Nigeria To Begin Supply Of Gas To South Africa

Nigeria is set to kickstart the delivery of gas to South Africa for the first time in the history of trade relations between the two nations if talks between Nigeria-based gas production firm, Riverside LNG and its counterparts in South Africa go through.

Recalls that Riverside LNG had earlier this year signed a gas-export partnership agreement with Johannes Schuetze Energy Import AG of Germany and is now looking for deals on the continent, the Chief Executive Officer of the firm, David Ige, said in an interview with Bloomberg.

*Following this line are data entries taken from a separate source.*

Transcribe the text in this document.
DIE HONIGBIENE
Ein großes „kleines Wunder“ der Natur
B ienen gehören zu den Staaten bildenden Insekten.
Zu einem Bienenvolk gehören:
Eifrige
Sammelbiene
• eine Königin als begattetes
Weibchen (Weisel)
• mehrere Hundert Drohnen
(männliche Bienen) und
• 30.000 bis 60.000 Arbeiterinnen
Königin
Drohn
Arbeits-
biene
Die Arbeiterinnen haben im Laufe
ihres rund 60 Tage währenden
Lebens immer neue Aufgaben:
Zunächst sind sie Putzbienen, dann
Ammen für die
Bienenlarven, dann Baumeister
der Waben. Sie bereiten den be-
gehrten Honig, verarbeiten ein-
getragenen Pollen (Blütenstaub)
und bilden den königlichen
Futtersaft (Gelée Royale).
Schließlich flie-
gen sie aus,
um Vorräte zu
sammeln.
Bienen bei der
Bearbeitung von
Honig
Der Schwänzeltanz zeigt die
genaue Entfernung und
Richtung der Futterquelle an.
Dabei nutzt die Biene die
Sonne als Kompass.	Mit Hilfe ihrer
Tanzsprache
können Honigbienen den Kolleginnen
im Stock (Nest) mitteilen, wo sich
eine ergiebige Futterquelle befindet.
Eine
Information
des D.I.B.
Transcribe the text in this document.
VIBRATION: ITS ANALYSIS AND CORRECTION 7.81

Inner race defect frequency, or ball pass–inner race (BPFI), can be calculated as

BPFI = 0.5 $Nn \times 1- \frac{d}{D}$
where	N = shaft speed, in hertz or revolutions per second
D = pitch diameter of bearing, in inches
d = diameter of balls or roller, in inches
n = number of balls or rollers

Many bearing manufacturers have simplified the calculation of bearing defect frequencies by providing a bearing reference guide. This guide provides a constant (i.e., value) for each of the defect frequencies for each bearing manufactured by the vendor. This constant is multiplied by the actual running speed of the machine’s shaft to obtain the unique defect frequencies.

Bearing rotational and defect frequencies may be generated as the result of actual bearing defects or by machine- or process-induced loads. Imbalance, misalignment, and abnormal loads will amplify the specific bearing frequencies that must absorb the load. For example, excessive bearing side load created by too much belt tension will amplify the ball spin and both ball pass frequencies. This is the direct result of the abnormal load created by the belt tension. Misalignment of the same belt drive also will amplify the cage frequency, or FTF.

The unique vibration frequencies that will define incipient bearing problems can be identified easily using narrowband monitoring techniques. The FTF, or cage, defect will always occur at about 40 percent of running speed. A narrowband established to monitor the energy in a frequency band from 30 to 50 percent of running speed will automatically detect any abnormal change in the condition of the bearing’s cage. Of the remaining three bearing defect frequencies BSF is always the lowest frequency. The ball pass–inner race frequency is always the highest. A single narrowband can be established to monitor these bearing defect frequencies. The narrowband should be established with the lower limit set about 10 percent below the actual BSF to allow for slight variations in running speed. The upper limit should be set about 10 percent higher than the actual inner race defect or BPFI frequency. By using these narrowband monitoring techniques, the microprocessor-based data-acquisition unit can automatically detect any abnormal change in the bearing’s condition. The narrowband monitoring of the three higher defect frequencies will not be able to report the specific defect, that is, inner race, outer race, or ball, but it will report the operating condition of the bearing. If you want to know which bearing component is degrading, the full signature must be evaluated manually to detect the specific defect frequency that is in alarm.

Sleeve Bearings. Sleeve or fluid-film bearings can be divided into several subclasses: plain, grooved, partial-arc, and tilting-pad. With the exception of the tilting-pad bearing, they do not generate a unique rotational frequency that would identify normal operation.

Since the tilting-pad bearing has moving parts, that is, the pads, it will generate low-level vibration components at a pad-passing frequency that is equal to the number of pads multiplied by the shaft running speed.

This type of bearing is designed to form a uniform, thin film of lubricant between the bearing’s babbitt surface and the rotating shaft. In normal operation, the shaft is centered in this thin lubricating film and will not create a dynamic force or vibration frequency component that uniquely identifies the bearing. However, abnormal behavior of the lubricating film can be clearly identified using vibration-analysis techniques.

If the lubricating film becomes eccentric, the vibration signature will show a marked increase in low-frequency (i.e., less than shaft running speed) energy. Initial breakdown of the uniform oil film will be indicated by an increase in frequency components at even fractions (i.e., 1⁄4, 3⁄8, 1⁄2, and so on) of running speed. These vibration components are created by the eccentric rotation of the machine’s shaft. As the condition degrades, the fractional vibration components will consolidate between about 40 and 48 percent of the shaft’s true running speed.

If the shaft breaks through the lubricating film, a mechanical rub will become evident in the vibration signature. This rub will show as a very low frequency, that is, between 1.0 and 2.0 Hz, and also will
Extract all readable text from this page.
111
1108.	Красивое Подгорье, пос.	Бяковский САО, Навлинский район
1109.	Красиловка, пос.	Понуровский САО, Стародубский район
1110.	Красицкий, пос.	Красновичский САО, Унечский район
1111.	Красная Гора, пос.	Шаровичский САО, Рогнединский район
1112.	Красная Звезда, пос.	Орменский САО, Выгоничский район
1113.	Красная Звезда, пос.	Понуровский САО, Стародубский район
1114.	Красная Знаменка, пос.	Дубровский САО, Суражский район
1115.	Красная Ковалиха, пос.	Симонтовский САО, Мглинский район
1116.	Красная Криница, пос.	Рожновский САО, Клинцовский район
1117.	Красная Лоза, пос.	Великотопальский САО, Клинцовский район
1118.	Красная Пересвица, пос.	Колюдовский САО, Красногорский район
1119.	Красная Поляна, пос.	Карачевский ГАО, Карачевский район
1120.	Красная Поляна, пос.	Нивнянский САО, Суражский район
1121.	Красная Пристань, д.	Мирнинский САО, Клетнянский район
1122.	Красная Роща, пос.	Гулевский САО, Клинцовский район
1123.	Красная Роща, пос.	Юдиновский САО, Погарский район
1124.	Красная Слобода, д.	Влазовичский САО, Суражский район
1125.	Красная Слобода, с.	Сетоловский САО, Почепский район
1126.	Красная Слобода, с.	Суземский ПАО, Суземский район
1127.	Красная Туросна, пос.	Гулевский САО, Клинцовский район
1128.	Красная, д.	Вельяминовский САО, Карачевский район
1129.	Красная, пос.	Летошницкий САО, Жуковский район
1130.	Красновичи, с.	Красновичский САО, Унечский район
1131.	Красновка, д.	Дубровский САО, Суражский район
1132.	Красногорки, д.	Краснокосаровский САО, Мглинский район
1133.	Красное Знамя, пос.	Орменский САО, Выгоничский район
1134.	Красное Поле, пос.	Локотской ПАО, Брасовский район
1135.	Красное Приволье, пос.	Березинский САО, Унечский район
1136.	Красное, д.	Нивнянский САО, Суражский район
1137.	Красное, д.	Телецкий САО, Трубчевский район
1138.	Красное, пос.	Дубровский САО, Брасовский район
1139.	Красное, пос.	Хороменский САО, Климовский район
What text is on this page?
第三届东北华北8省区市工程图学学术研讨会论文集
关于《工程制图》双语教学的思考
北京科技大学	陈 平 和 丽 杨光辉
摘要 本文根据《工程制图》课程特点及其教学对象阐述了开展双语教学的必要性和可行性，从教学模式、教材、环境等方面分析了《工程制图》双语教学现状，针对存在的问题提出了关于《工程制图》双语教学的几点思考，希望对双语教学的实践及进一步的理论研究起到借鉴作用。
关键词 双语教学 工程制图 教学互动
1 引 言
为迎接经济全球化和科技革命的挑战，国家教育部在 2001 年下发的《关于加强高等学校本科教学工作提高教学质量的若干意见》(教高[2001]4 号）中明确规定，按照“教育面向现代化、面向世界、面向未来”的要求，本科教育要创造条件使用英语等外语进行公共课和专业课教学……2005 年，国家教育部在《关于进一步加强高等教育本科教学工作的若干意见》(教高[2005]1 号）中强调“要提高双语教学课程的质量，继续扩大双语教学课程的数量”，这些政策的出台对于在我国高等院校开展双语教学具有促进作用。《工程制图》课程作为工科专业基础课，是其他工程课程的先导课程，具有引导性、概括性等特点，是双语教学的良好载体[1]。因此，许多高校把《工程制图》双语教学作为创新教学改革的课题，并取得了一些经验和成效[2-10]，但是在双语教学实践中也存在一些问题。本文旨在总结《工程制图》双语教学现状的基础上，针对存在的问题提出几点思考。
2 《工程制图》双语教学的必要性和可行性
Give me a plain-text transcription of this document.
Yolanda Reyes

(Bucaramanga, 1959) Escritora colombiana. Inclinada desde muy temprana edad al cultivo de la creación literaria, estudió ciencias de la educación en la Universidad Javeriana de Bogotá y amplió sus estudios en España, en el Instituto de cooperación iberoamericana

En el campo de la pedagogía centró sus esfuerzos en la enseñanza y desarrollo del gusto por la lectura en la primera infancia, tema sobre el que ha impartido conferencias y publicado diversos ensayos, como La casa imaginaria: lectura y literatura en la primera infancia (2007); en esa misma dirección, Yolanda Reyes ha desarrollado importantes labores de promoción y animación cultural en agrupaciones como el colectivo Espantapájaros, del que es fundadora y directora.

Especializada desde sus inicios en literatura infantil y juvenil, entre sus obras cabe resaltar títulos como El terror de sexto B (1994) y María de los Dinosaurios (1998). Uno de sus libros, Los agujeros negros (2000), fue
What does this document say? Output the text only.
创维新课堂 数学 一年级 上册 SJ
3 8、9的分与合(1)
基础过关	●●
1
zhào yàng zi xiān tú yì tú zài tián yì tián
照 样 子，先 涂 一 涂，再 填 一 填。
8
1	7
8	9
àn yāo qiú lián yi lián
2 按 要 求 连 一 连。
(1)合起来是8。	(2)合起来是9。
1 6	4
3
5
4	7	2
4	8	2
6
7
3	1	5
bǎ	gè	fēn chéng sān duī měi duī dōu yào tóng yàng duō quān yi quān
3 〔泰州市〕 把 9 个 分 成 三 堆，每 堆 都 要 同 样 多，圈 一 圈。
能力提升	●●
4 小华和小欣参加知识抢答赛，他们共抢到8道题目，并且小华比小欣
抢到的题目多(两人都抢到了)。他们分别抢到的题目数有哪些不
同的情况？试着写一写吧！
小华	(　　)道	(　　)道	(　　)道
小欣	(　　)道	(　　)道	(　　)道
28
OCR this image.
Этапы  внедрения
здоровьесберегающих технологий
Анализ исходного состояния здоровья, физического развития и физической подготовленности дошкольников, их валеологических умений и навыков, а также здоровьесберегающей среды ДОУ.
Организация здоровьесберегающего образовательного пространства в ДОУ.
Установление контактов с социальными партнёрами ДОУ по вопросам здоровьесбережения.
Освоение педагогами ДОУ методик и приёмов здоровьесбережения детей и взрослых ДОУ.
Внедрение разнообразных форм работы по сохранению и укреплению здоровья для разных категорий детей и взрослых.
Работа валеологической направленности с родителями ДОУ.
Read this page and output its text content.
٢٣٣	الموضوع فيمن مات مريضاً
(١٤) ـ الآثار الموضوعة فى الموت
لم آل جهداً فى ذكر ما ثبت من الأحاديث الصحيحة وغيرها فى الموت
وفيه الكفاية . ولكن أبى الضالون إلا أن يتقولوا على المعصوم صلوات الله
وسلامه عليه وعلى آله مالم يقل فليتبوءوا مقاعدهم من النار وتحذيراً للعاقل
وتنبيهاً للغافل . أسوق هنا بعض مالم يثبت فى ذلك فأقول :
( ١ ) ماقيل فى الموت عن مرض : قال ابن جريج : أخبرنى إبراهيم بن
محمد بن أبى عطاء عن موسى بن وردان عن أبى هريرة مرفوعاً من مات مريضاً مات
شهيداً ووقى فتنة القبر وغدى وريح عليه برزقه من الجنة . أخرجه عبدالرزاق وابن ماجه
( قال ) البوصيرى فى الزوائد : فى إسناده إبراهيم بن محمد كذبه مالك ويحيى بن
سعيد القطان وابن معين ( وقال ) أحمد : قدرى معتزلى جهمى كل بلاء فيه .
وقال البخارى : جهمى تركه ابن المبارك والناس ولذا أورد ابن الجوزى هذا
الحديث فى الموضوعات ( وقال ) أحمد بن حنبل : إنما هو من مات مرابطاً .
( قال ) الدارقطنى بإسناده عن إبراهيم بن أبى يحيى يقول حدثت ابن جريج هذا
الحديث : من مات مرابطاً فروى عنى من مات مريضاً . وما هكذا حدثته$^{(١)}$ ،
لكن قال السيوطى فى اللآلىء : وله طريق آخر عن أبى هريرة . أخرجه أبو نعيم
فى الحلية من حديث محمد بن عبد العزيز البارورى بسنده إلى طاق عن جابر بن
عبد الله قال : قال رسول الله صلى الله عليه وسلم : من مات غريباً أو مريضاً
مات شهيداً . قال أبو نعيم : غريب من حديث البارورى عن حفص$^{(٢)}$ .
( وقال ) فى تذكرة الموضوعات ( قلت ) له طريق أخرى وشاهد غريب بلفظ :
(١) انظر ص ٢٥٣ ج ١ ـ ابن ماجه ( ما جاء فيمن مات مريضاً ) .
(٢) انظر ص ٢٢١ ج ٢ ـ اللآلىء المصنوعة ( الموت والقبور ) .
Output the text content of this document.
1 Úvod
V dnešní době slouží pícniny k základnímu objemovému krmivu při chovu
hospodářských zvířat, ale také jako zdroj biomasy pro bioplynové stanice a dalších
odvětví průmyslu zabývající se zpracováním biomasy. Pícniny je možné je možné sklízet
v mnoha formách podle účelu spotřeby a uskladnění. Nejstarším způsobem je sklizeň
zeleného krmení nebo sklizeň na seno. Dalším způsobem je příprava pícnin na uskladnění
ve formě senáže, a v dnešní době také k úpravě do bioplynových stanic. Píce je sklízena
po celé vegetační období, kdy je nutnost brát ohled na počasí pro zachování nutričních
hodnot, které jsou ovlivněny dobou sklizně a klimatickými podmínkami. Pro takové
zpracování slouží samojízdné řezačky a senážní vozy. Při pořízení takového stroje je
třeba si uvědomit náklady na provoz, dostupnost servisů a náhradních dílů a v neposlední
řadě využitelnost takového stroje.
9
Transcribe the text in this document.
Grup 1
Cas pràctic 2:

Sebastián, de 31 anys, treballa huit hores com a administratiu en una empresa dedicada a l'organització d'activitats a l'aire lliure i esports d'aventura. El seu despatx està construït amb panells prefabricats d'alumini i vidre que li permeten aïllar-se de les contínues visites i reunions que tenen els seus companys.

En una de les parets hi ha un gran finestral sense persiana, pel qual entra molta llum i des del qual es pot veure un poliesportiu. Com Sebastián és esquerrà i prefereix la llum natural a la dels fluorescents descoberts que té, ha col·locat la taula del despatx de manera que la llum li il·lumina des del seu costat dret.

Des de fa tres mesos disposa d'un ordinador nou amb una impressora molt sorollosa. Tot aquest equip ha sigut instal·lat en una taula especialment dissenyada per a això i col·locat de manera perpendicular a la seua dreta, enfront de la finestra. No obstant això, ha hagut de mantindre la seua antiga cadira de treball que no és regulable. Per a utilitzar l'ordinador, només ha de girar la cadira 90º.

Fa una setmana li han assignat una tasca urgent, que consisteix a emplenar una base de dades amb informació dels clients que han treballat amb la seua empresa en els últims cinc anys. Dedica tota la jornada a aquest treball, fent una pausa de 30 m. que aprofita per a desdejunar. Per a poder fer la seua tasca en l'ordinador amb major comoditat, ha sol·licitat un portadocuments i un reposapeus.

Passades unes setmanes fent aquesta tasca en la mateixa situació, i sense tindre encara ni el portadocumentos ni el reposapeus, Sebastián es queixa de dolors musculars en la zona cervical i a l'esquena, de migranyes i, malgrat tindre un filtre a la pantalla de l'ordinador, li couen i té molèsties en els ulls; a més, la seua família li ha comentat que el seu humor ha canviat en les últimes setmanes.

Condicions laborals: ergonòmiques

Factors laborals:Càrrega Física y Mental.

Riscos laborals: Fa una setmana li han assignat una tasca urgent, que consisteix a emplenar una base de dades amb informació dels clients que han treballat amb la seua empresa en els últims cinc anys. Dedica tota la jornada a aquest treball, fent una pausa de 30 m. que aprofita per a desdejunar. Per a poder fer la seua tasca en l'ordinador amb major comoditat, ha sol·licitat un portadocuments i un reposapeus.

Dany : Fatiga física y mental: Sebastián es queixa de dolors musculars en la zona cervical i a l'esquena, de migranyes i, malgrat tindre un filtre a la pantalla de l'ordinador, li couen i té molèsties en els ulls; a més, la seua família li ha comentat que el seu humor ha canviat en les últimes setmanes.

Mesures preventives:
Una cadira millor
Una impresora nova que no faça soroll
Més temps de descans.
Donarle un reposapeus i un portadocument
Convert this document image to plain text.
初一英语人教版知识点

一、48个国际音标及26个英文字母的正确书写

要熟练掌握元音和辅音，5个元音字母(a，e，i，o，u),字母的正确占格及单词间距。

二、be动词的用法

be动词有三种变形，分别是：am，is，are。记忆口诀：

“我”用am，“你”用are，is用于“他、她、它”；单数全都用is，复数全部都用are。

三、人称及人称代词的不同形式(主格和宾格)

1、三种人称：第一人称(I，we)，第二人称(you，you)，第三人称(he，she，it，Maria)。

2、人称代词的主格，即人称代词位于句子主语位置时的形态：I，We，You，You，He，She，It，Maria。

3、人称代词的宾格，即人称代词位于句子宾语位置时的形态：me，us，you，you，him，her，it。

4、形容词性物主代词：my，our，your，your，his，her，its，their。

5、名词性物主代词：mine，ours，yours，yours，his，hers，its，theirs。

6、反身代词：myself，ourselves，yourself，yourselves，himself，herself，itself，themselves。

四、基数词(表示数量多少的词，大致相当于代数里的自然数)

“We’d probably very early in the year close out another segment of the market, an off-take for South Africa,” Bloomberg quoted David Ige, the CEO of the Nigerian private energy firm, as saying in an interview.

Nigeria has Africa’s largest gas reserves, as the country has about 206 trillion cubic feet of gas reserves, making it a nation with more gas reserves than oil.

“There’s a massively evolving gas market in the region, anything around 3,000 nautical miles of Nigeria. So that covers southern Africa, western Africa, all to northwest Europe and to the Caribbean and South America broadly.”

In November, Riverside LNG signed a pact with Johannes Scheutze Energy Import AG in Germany regarding renewable energy and a gas export deal worth $500 million.

Nigeria is in a drive to rev up foreign interest in its oil and gas industry, constrained for years by multiple issues from crude theft and pipeline vandalism to ageing infrastructure and structural bottlenecks, all of which account for why international oil companies exit in droves.


New measures and incentives to entice investors and reduce barriers to entry to improve the cost of doing business are among the government’s top agenda to drive production and boost revenue.

That involves a recent inclusion of signature bonuses, the fees it takes from new investors after signing contracts, in the lump sum that oil & gas companies pay on production.

South Africa needs to build a plant first to enable it to take liquefied natural gas from Riverside LNG, implying that supply will only begin in 2027. That means there’s “enough time for import terminal infrastructure,” the Riverside LNG CEO said.

The initiative could help South Africa in tackling a sticky electricity problem.

The country is in the middle of a profound power crisis as Eskom, the state-owned electric utility, reels from the strain of old infrastructure, forcing the company to resort to load-shedding that often triggers blackouts across the country in a big blow to economic activities.